À l’été 1847, l’agitation pour le libre-échange en France commençant à s’essouffler et les vieilles tensions ayant résulté en dissensions et en défections, Frédéric Bastiat sollicita Alphonse de Lamartine pour appuyer cette grande cause. (Voir sa lettre du 3 août 1847, absente de ses Œuvres complètes, et que nous avons publié ici.)
Malgré les critiques que l’auteur des Sophismes économiques avait porté à plusieurs occasions à l’endroit de ses idées, le poète accepta l’invitation et prononça à Marseille un discours mémorable (24 août 1847).
Le renfort de Lamartine à la cause du libre-échange fut vivement applaudi par le camp des libéraux, auquel elle offrait une nouvelle espérance. « Les partisans du système protecteur sont tous abasourdis des témoignages éclatants de sympathie que M. de Lamartine vient de donner à nos doctrines » clamait-on dans les colonnes du journal Le Libre-Échange (n° du 5 septembre 1847.)
Une nouvelle lettre découverte dans la correspondance du poète, et également absente des œuvres de Bastiat, fait état des sentiments de ce dernier à la suite de cette grande affiliation, qui devait toutefois rester sans lendemain.
L’éditeur de la nouvelle édition de la Correspondance d’Alphonse de Lamartine (1830-1867), publiée en huit volumes aux éditions Honoré Champion (2000-2008), donne de cette lettre un large extrait (vol.
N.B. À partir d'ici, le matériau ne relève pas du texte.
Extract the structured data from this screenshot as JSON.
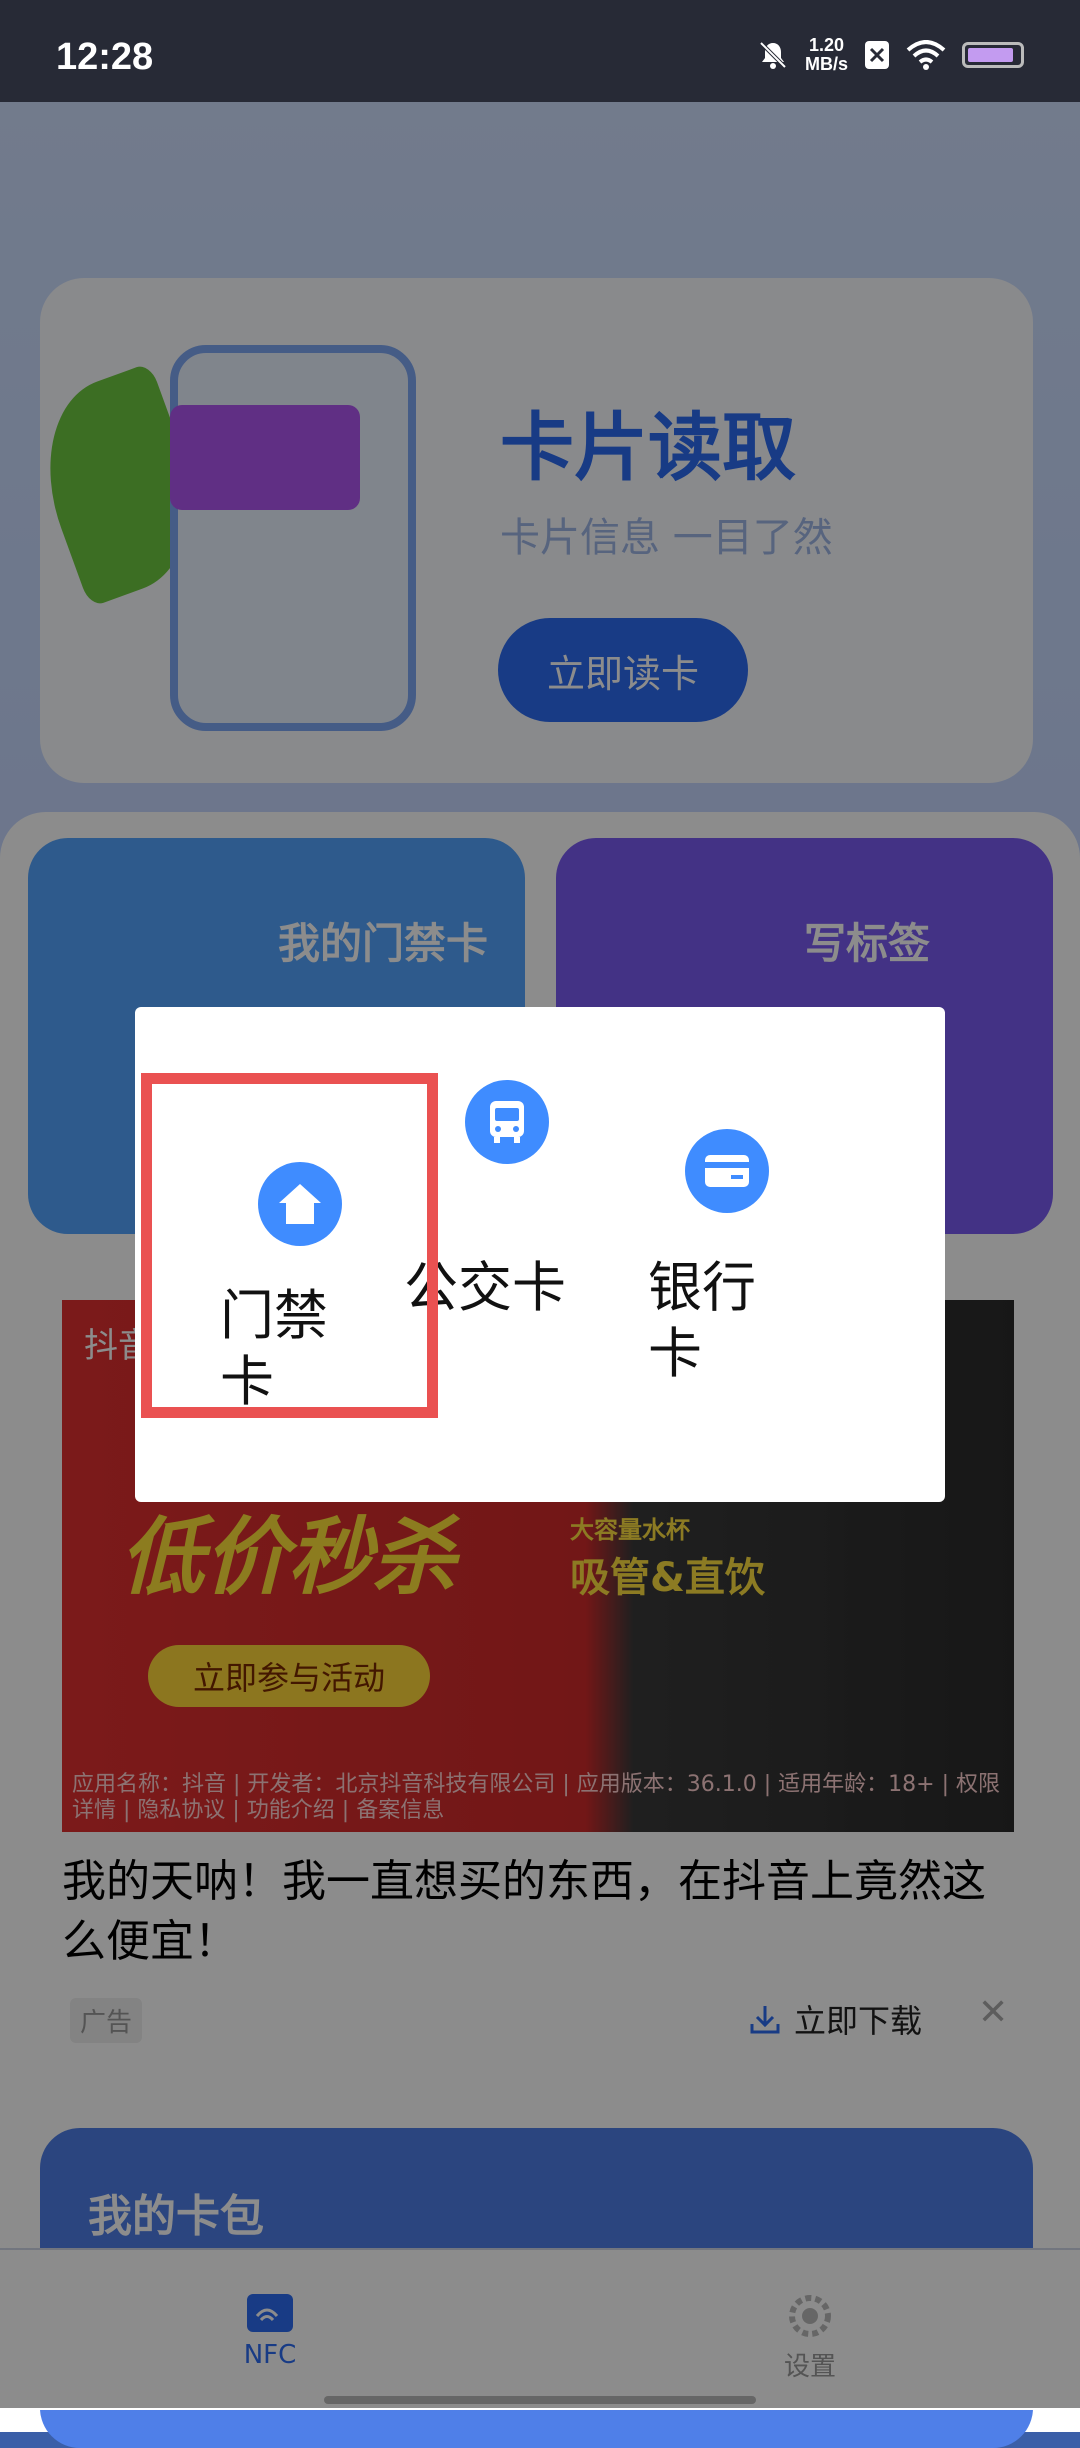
{
  "status_bar": {
    "time": "12:28",
    "net_speed_value": "1.20",
    "net_speed_unit": "MB/s",
    "icons": [
      "bell-mute-icon",
      "sim-icon",
      "wifi-icon",
      "battery-icon"
    ]
  },
  "hero": {
    "title": "卡片读取",
    "subtitle": "卡片信息 一目了然",
    "button": "立即读卡"
  },
  "tiles": {
    "access_card": "我的门禁卡",
    "write_tag": "写标签"
  },
  "ad": {
    "logo_text": "抖音",
    "big_text": "低价秒杀",
    "cta_pill": "立即参与活动",
    "tag_small": "大容量水杯",
    "tag_large": "吸管&直饮",
    "disclaimer": "应用名称：抖音 | 开发者：北京抖音科技有限公司 | 应用版本：36.1.0 | 适用年龄：18+ | 权限详情 | 隐私协议 | 功能介绍 | 备案信息",
    "headline": "我的天呐！我一直想买的东西，在抖音上竟然这么便宜！",
    "label": "广告",
    "download": "立即下载"
  },
  "wallet": {
    "title": "我的卡包"
  },
  "tabs": {
    "nfc": "NFC",
    "settings": "设置"
  },
  "dialog": {
    "options": [
      {
        "label": "门禁卡",
        "icon": "home-icon"
      },
      {
        "label": "公交卡",
        "icon": "bus-icon"
      },
      {
        "label": "银行卡",
        "icon": "credit-card-icon"
      }
    ],
    "highlight_color": "#ea5151",
    "icon_color": "#3f8cff"
  }
}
V, p. 163) :
LETTRE DE FRÉDÉRIC BASTIAT À LAMARTINE
8 septembre 1847.
[Bastiat remercie Lamartine de son] magnifique discours […] pour moi et pour notre cause, car j’ai bien compris que vous avez essayé de relever l’homme pour populariser l’idée. Il faut être grand et généreux comme vous l’êtes pour faire de ces libéralités. D’un mot vous pouvez créer une renommée, et ce mot vous le prodiguez à l’occasion. C’est d’une noble nature et je sens bien ce qu’il y a de grandeur d’âme dans ce patronage.
[Bastiat voudrait que Lamartine fît une campagne énergique, mais celui-ci a trois mois de travail à accomplir pour écrire l’histoire de l’Assemblée constituante.] La postérité y gagnera un beau livre. Croyez-vous que l’actualité n’y perdra pas quelque chose ? Je vous dis que, si vous étiez notre chef, nous déplacerions les partis, nous ferions la conquête du libre-échange, de la paix universelle, de l’association appliquée à la poursuite des réformes, et de toute l’immensité que ces trois choses renferment. Enfin, trois mois passent vite. Je les consacrerai volontiers à agrandir votre public. Malgré vos bonnes paroles, je ne me sens pas de force à être un premier, mais comme second, sous un chef tel que vous, je remplirais consciencieusement mon rôle […].